RARA-AVIS: 1960s: No acid freakouts?

From: Mbdlevin@aol.com
Date: 05 Feb 2003


Bill Denton writes:

<< It got me thinking about how hardboiled and noir
 writing went through the sixties and into the seventies....I haven't read
 Westlake's non-Parker books from that time, but as Richard Stark he wasn't
 having Parker protest anything or get mellow. >>

In a late first phase Stark/Parker book -- Deadly Edge (1971), I think -- the job goes sour because one of the crew's nephews or the nephew's friend or some such is taking too much acid. I think the pair want to hijack the job for drug money. So, to the extent that there's a moral order in Parker's world, the druggies are the bad guys (and they're stupid). If I recall correctly, the drug stuff is handled at about the same level as the infamous blue boy (acid freak) Dragnet episode.
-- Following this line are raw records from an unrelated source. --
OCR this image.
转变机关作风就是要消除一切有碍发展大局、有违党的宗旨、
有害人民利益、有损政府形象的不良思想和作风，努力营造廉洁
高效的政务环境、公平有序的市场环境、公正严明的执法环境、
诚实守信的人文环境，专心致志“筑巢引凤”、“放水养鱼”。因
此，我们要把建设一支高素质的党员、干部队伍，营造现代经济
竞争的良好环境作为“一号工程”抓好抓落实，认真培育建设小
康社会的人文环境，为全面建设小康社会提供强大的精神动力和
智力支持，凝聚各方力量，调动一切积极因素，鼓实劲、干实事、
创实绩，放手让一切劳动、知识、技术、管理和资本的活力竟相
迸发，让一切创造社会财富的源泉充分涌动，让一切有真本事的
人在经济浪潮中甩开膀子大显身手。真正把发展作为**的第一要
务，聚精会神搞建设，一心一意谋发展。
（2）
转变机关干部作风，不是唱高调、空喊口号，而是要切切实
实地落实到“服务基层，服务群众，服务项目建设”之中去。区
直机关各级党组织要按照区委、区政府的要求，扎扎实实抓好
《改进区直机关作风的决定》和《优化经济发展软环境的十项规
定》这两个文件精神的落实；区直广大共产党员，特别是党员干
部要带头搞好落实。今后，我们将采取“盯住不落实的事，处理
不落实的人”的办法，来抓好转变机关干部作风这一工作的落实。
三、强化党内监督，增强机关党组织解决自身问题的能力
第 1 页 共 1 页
The plot of Max Byrd's California Thriller (which I think was published in the early 1980s) smacks of

[could be a mild spoiler]

the 1970s with a conspiratorial plot that involves mind control through a drug in the water or air. I like that book, but in same ways it feels more dated than many earlier titles. My guess is that this feeling has more to do with U.S. history/national character than Byrd's prose (if that makes any sense).